Moraga's BLSCs can be used as a research reagent to identify new targets for developing anti-cancer therapeutics. Compared to the behavior of cancer cell grown in cell cultures, the Company founders have discovered that its BLSCs also exhibit similar characteristics. The BLSCs demonstrate the following characteristics:

Due to the similarities between cancer cells and the BLSCs, Moraga's scientific founders have a different perspective on the etiology of cancer. The Company has hypothesized that cancer is a disease arising from dysfunctional stem cells. These hyperproliferating cells are a result of mutational events, which block the maturation and differentiation of stem cells from becoming functional cells of the body's tissues. Additionally, the Company believes that terminally differentiated cells that make up an organ or tissue cannot dedifferentiate into a more primitive cancer cell; irrespective of genetic instability created through mutations.

Cancer cells seem to be stuck in their stem cell state after being activated ("awakened") from their normal quiescent state. Under normal conditions, the body's stem cells undergo a highly regulated process of proliferation to replenish cells within tissues that have senesced due to normal "wear and tear." This regulated process of tissue renewal is called homeostasis. As a result of tissue damage due to injury or disease, however, the stem cells are activated to a hyperproliferative state as a response to repair the damaged tissue or organ. Stem cells have also been demonstrated to migrate toward an injury site and begin to differentiate as a mechanism in supporting acute tissue repair.

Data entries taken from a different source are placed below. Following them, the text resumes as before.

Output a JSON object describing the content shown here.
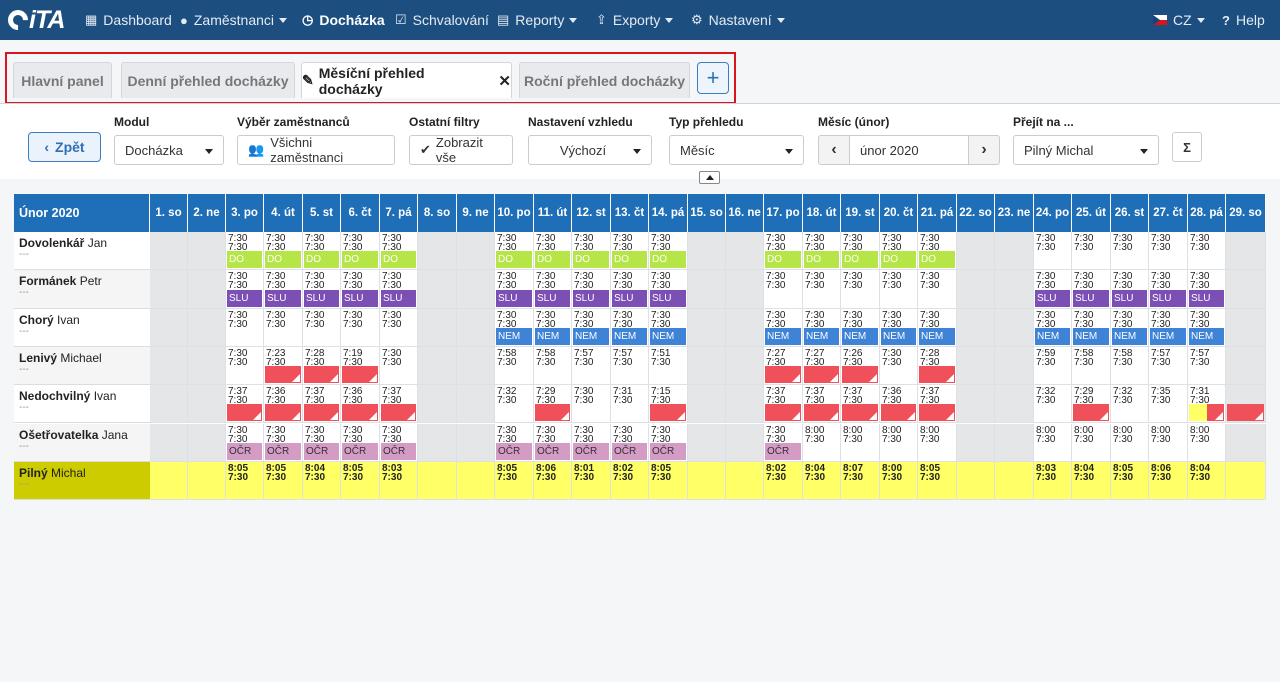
{
  "app": {
    "logo": "iTA"
  },
  "nav": {
    "dashboard": "Dashboard",
    "employees": "Zaměstnanci",
    "attendance": "Docházka",
    "approval": "Schvalování",
    "reports": "Reporty",
    "exports": "Exporty",
    "settings": "Nastavení",
    "lang": "CZ",
    "help": "Help"
  },
  "tabs": {
    "main": "Hlavní panel",
    "daily": "Denní přehled docházky",
    "monthly": "Měsíční přehled docházky",
    "yearly": "Roční přehled docházky",
    "add": "+"
  },
  "filters": {
    "back": "Zpět",
    "module_label": "Modul",
    "module_value": "Docházka",
    "employees_label": "Výběr zaměstnanců",
    "employees_value": "Všichni zaměstnanci",
    "other_label": "Ostatní filtry",
    "other_value": "Zobrazit vše",
    "view_label": "Nastavení vzhledu",
    "view_value": "Výchozí",
    "type_label": "Typ přehledu",
    "type_value": "Měsíc",
    "month_label": "Měsíc (únor)",
    "month_value": "únor 2020",
    "goto_label": "Přejít na ...",
    "goto_value": "Pilný Michal",
    "sum": "Σ"
  },
  "colors": {
    "DO": "#b5e546",
    "SLU": "#7c4fb5",
    "NEM": "#3e83d6",
    "OCR": "#d49cc4",
    "red": "#f0505a",
    "yellow": "#ffff66",
    "weekend": "#e5e6e8",
    "header": "#1f6fb8"
  },
  "grid": {
    "title": "Únor 2020",
    "days": [
      "1. so",
      "2. ne",
      "3. po",
      "4. út",
      "5. st",
      "6. čt",
      "7. pá",
      "8. so",
      "9. ne",
      "10. po",
      "11. út",
      "12. st",
      "13. čt",
      "14. pá",
      "15. so",
      "16. ne",
      "17. po",
      "18. út",
      "19. st",
      "20. čt",
      "21. pá",
      "22. so",
      "23. ne",
      "24. po",
      "25. út",
      "26. st",
      "27. čt",
      "28. pá",
      "29. so"
    ],
    "rows": [
      {
        "last": "Dovolenkář",
        "first": "Jan",
        "sub": "---",
        "cells": [
          "",
          "",
          "7:30\n7:30|DO",
          "7:30\n7:30|DO",
          "7:30\n7:30|DO",
          "7:30\n7:30|DO",
          "7:30\n7:30|DO",
          "",
          "",
          "7:30\n7:30|DO",
          "7:30\n7:30|DO",
          "7:30\n7:30|DO",
          "7:30\n7:30|DO",
          "7:30\n7:30|DO",
          "",
          "",
          "7:30\n7:30|DO",
          "7:30\n7:30|DO",
          "7:30\n7:30|DO",
          "7:30\n7:30|DO",
          "7:30\n7:30|DO",
          "",
          "",
          "7:30\n7:30",
          "7:30\n7:30",
          "7:30\n7:30",
          "7:30\n7:30",
          "7:30\n7:30",
          ""
        ]
      },
      {
        "last": "Formánek",
        "first": "Petr",
        "sub": "---",
        "cells": [
          "",
          "",
          "7:30\n7:30|SLU",
          "7:30\n7:30|SLU",
          "7:30\n7:30|SLU",
          "7:30\n7:30|SLU",
          "7:30\n7:30|SLU",
          "",
          "",
          "7:30\n7:30|SLU",
          "7:30\n7:30|SLU",
          "7:30\n7:30|SLU",
          "7:30\n7:30|SLU",
          "7:30\n7:30|SLU",
          "",
          "",
          "7:30\n7:30",
          "7:30\n7:30",
          "7:30\n7:30",
          "7:30\n7:30",
          "7:30\n7:30",
          "",
          "",
          "7:30\n7:30|SLU",
          "7:30\n7:30|SLU",
          "7:30\n7:30|SLU",
          "7:30\n7:30|SLU",
          "7:30\n7:30|SLU",
          ""
        ]
      },
      {
        "last": "Chorý",
        "first": "Ivan",
        "sub": "---",
        "cells": [
          "",
          "",
          "7:30\n7:30",
          "7:30\n7:30",
          "7:30\n7:30",
          "7:30\n7:30",
          "7:30\n7:30",
          "",
          "",
          "7:30\n7:30|NEM",
          "7:30\n7:30|NEM",
          "7:30\n7:30|NEM",
          "7:30\n7:30|NEM",
          "7:30\n7:30|NEM",
          "",
          "",
          "7:30\n7:30|NEM",
          "7:30\n7:30|NEM",
          "7:30\n7:30|NEM",
          "7:30\n7:30|NEM",
          "7:30\n7:30|NEM",
          "",
          "",
          "7:30\n7:30|NEM",
          "7:30\n7:30|NEM",
          "7:30\n7:30|NEM",
          "7:30\n7:30|NEM",
          "7:30\n7:30|NEM",
          ""
        ]
      },
      {
        "last": "Lenivý",
        "first": "Michael",
        "sub": "---",
        "cells": [
          "",
          "",
          "7:30\n7:30",
          "7:23\n7:30|R",
          "7:28\n7:30|R",
          "7:19\n7:30|R",
          "7:30\n7:30",
          "",
          "",
          "7:58\n7:30",
          "7:58\n7:30",
          "7:57\n7:30",
          "7:57\n7:30",
          "7:51\n7:30",
          "",
          "",
          "7:27\n7:30|R",
          "7:27\n7:30|R",
          "7:26\n7:30|R",
          "7:30\n7:30",
          "7:28\n7:30|R",
          "",
          "",
          "7:59\n7:30",
          "7:58\n7:30",
          "7:58\n7:30",
          "7:57\n7:30",
          "7:57\n7:30",
          ""
        ]
      },
      {
        "last": "Nedochvilný",
        "first": "Ivan",
        "sub": "---",
        "cells": [
          "",
          "",
          "7:37\n7:30|R",
          "7:36\n7:30|R",
          "7:37\n7:30|R",
          "7:36\n7:30|R",
          "7:37\n7:30|R",
          "",
          "",
          "7:32\n7:30",
          "7:29\n7:30|R",
          "7:30\n7:30",
          "7:31\n7:30",
          "7:15\n7:30|R",
          "",
          "",
          "7:37\n7:30|R",
          "7:37\n7:30|R",
          "7:37\n7:30|R",
          "7:36\n7:30|R",
          "7:37\n7:30|R",
          "",
          "",
          "7:32\n7:30",
          "7:29\n7:30|R",
          "7:32\n7:30",
          "7:35\n7:30",
          "7:31\n7:30|YR",
          "|R"
        ]
      },
      {
        "last": "Ošetřovatelka",
        "first": "Jana",
        "sub": "---",
        "cells": [
          "",
          "",
          "7:30\n7:30|OČR",
          "7:30\n7:30|OČR",
          "7:30\n7:30|OČR",
          "7:30\n7:30|OČR",
          "7:30\n7:30|OČR",
          "",
          "",
          "7:30\n7:30|OČR",
          "7:30\n7:30|OČR",
          "7:30\n7:30|OČR",
          "7:30\n7:30|OČR",
          "7:30\n7:30|OČR",
          "",
          "",
          "7:30\n7:30|OČR",
          "8:00\n7:30",
          "8:00\n7:30",
          "8:00\n7:30",
          "8:00\n7:30",
          "",
          "",
          "8:00\n7:30",
          "8:00\n7:30",
          "8:00\n7:30",
          "8:00\n7:30",
          "8:00\n7:30",
          ""
        ]
      },
      {
        "last": "Pilný",
        "first": "Michal",
        "sub": "---",
        "highlight": true,
        "cells": [
          "",
          "",
          "8:05\n7:30",
          "8:05\n7:30",
          "8:04\n7:30",
          "8:05\n7:30",
          "8:03\n7:30",
          "",
          "",
          "8:05\n7:30",
          "8:06\n7:30",
          "8:01\n7:30",
          "8:02\n7:30",
          "8:05\n7:30",
          "",
          "",
          "8:02\n7:30",
          "8:04\n7:30",
          "8:07\n7:30",
          "8:00\n7:30",
          "8:05\n7:30",
          "",
          "",
          "8:03\n7:30",
          "8:04\n7:30",
          "8:05\n7:30",
          "8:06\n7:30",
          "8:04\n7:30",
          ""
        ]
      }
    ]
  }
}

If cancer is assumed to be an uncontrolled stem cell disease, one can conclude from this hypothesis that an obvious treatment regimen would be to find agents that cause cancer cells to re-engage in the pathway leading to terminal differentiation of the blocked cancer cell. Using a cell-based, high throughput, screening platform of BLSCs, the Company believes its reagents can prove to be an invaluable tool in the war to cure cancer. Drugs discovered by this approach may prove to be more efficacious because of its more targeted approach to drive cancer cells to apoptosis. This therapeutic regimen may prove to be much less toxic because normal cells within the body are already differentiated and therefore unaffected by this novel therapeutic approach.